A delegation of the Tubacex staff travels to Cádiz to support the metal strike

In addition, they will deliver the 3,800 euros collected between the Tubacex workers for the resistance fund to support the protests and those on strike who may need help.

A delegation of workers from Tubacex is on its way to Cádiz, to support the thousands of people in the metal sector on strike for a few days.

The delegation also has a second mission, to deliver the 3,800 euros collected from 200 staff members voluntarily to the Cádiz workers’ resistance fund.

The delegation had left for Andalusia at night, but a breakdown in their vehicle when they were passing through Valladolid forced them to return to Amurrio. There they have changed vehicles and have started the trip again.

Solidarity

The Tubacex staff knows well what it is to be on strike and the consequences that this entails for the people who support it and their families, not in vain, his strike lasted 236 days, a strike that had both social and economic repercussions throughout the Aiaraldea region, and which had significant support from its inhabitants.

The indefinite strike of the Tubacex workforce began in mid-February, when the company announced an ERE that entailed the departure of 129 workers; ERE that was finally annulled by the courts.

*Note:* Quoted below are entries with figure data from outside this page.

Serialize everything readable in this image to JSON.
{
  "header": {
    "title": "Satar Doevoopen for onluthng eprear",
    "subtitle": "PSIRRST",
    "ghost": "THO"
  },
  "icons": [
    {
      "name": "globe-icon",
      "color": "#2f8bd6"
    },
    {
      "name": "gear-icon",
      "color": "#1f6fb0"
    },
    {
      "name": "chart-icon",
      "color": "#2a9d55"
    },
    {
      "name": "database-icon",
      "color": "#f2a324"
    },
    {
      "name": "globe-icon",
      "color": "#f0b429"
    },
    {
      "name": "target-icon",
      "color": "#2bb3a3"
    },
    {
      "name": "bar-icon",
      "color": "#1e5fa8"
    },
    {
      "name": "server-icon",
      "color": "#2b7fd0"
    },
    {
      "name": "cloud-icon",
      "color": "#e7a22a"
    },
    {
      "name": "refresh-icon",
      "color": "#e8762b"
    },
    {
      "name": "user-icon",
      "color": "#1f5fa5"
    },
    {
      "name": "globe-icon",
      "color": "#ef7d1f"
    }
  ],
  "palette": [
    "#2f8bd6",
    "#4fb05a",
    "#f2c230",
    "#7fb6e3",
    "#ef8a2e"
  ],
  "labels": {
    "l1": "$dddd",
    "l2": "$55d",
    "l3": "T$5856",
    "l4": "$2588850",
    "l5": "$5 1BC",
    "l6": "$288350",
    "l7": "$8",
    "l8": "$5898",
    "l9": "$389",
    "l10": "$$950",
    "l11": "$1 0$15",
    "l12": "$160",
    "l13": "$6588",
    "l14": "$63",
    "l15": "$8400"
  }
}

After several months of struggle and tension, on October 4 an agreement was reached between the committee and the management. The 129 dismissals of the ERE were annulled and it was agreed to eliminate all forced dismissals, in addition to other measures and commitments.

On Cádiz workers in the metal sector meet today the ninth day on strike, without unions and employers have reached an agreement.

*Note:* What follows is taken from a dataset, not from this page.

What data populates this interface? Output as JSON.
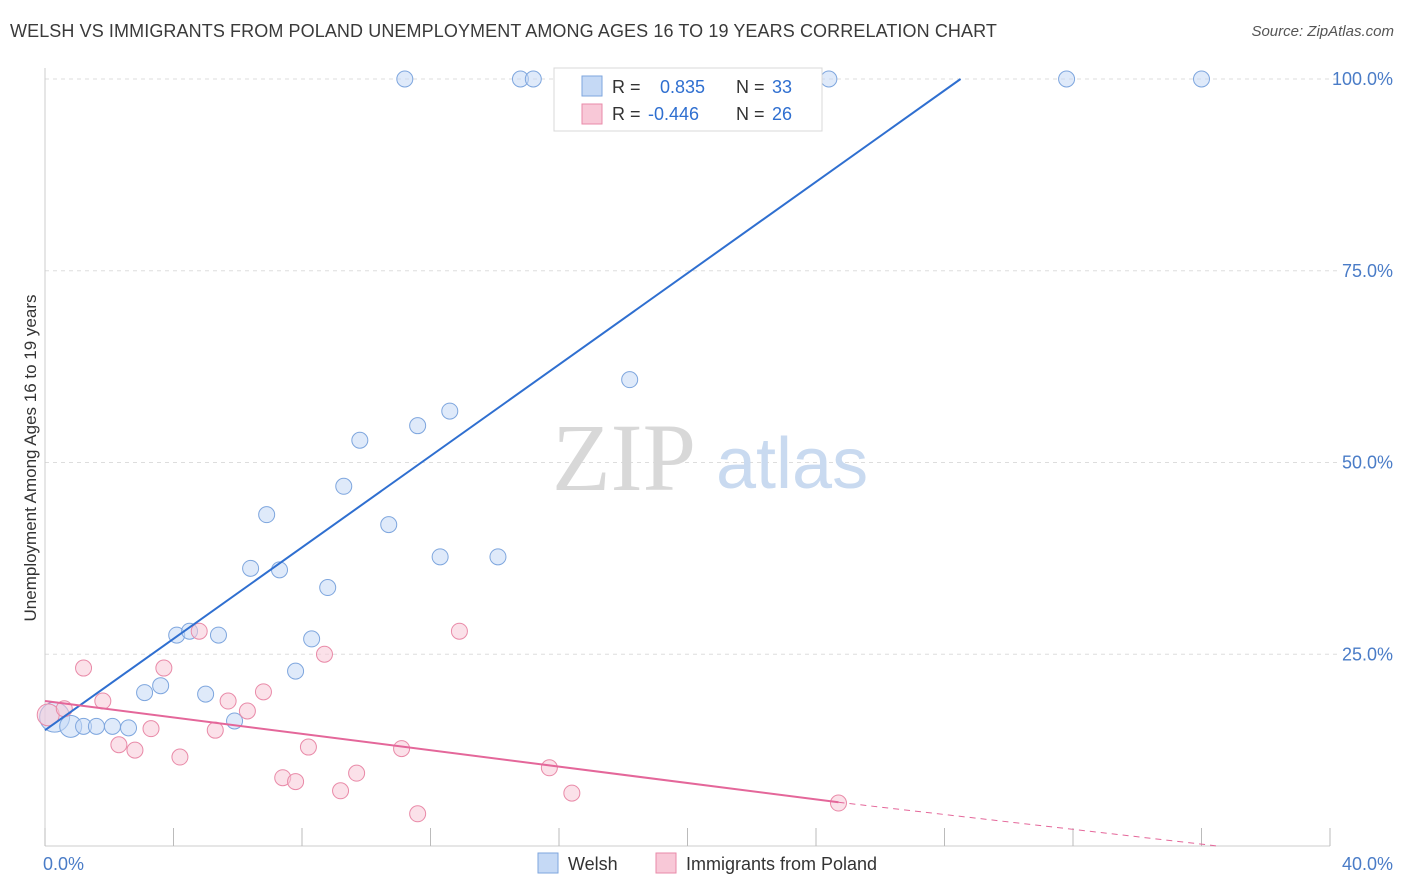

The strike to which more than 20,000 people is summoned by the blockage in collective agreement negotiations between the unions and the employer, since the workers’ representatives They are demanding an update in wages that employers, beset by the crisis after the pandemic, say they cannot assume.

The clashes between the Police and the pickets and protesters are being very intense throughout the province of Cadiz, with several protesters and officers injured.

The tension is such that the second vice president of the Government of Spain and Minister of Labor, Yolanda Díaz, called yesterday Monday the Minister of the Interior, Fernando Grande-Marlaska, to ask him to withdraw the tank or armored vehicle BMR used by the Police before the protests of the strikers in Cádiz.

Díaz herself has reported her conversation with Marlaska in statements to journalists in Congress, where she recalled that the protesters “are not criminals”, but are “legitimately defending their rights.” “We are talking about fundamental rights,” he stressed.